Whole wheat & oats Pancake with Peanut Butter

Whole Wheat & Oats Peanut Butter Pancake

This popular Pancake breakfast recipe has a Peanut Butter twist to it.
  • Prep

    5 Minutes

  • Cook time

    15 Minutes


  • 1/3 cup wholewheat plain flour (45 g)
  • 1/4 cup rolled oats (20 g)
  • 1 small banana (90 g)
  • 1/3 cup milk (80 g)
  • 1 medium-sized egg (50 g)
  • 1 tsp chia seeds (3 g)
  • 1/2 tsp baking powder (3 g)
  • 1 tbsp melted butter (15 g)
  • 4 tbsp Kissan Peanut Butter (Creamy) (55 g)
  • 1/2 small sliced banana (40 g)
  • 2 tsp maple syrup (10 g)
  • A pinch of cinnamon powder
  • A few drops of vanilla extract

  1. Amount per Serving
Nutritional values Amount per Serving
Energy 305.65 kcal
Protein 11.18 g
Sugars 9.03 g
Fiber 4.93 g
Fat 16.59 g
Saturated Fat 5.37 g
Sodium 187.93 mg


  1. Blend all the dry ingredients together in a bowl (flour, oats, chia seeds, cinnamon powder & baking powder).

  2. Take the first quantity of banana in a separate bowl and mash with the help of a fork.

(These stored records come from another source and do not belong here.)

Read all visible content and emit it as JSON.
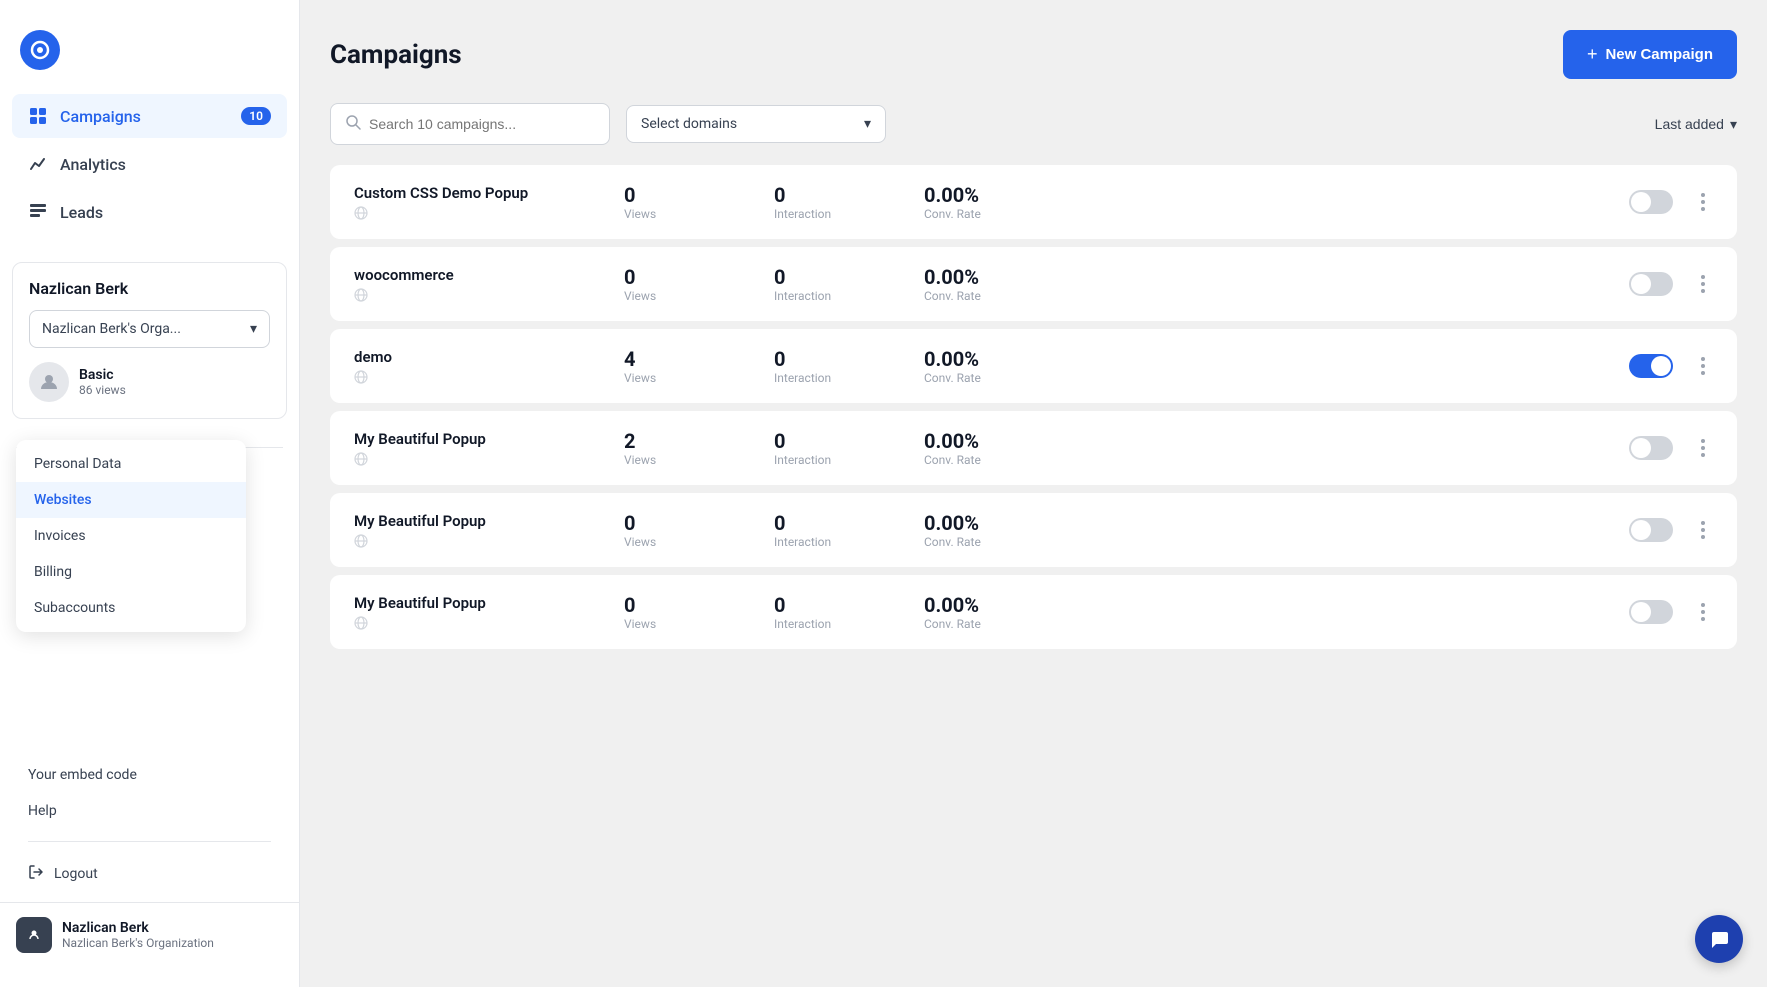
{
  "sidebar": {
    "logo_initial": "●",
    "nav_items": [
      {
        "id": "campaigns",
        "label": "Campaigns",
        "badge": "10",
        "active": true
      },
      {
        "id": "analytics",
        "label": "Analytics",
        "badge": null,
        "active": false
      },
      {
        "id": "leads",
        "label": "Leads",
        "badge": null,
        "active": false
      }
    ],
    "profile": {
      "name": "Nazlican Berk",
      "org": "Nazlican Berk's Orga...",
      "plan": "Basic",
      "views": "86 views"
    },
    "menu_items": [
      {
        "id": "personal-data",
        "label": "Personal Data"
      },
      {
        "id": "websites",
        "label": "Websites",
        "active": true
      },
      {
        "id": "invoices",
        "label": "Invoices"
      },
      {
        "id": "billing",
        "label": "Billing"
      },
      {
        "id": "subaccounts",
        "label": "Subaccounts"
      }
    ],
    "bottom_links": [
      {
        "id": "embed-code",
        "label": "Your embed code"
      },
      {
        "id": "help",
        "label": "Help"
      }
    ],
    "logout_label": "Logout",
    "user_footer": {
      "name": "Nazlican Berk",
      "org": "Nazlican Berk's Organization"
    }
  },
  "header": {
    "title": "Campaigns",
    "new_campaign_label": "New Campaign"
  },
  "filters": {
    "search_placeholder": "Search 10 campaigns...",
    "domain_select_placeholder": "Select domains",
    "sort_label": "Last added"
  },
  "campaigns": [
    {
      "name": "Custom CSS Demo Popup",
      "views": "0",
      "views_label": "Views",
      "interaction": "0",
      "interaction_label": "Interaction",
      "conv_rate": "0.00%",
      "conv_rate_label": "Conv. Rate",
      "enabled": false
    },
    {
      "name": "woocommerce",
      "views": "0",
      "views_label": "Views",
      "interaction": "0",
      "interaction_label": "Interaction",
      "conv_rate": "0.00%",
      "conv_rate_label": "Conv. Rate",
      "enabled": false
    },
    {
      "name": "demo",
      "views": "4",
      "views_label": "Views",
      "interaction": "0",
      "interaction_label": "Interaction",
      "conv_rate": "0.00%",
      "conv_rate_label": "Conv. Rate",
      "enabled": true
    },
    {
      "name": "My Beautiful Popup",
      "views": "2",
      "views_label": "Views",
      "interaction": "0",
      "interaction_label": "Interaction",
      "conv_rate": "0.00%",
      "conv_rate_label": "Conv. Rate",
      "enabled": false
    },
    {
      "name": "My Beautiful Popup",
      "views": "0",
      "views_label": "Views",
      "interaction": "0",
      "interaction_label": "Interaction",
      "conv_rate": "0.00%",
      "conv_rate_label": "Conv. Rate",
      "enabled": false
    },
    {
      "name": "My Beautiful Popup",
      "views": "0",
      "views_label": "Views",
      "interaction": "0",
      "interaction_label": "Interaction",
      "conv_rate": "0.00%",
      "conv_rate_label": "Conv. Rate",
      "enabled": false
    }
  ]
}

  3. Add egg, vanilla extract to the mashed banana and mix. Add milk and stir.

  4. Add the dry ingredients to the liquid mix. Stir till there are no lumps. Add 5g of the melted butter and stir till it is incorporated into the batter.

  5. Heat a non-stick pan on medium flame, grease the cooking surface with oil, if needed.

  6. Pour the batter (1/4rd cup) onto the pan, cook for 2-3mins then flip. Cook further for 2 mins.

  7. Repeat the previous step for the remaining batter.

  8. To serve, in a plate stack 3 warm pancakes with a tsp of Kissan Peanut butter between each pancake.

  9. Place slices of banana on top of the pancakes. Drizzle with honey/maple syrup alternately dust with icing sugar.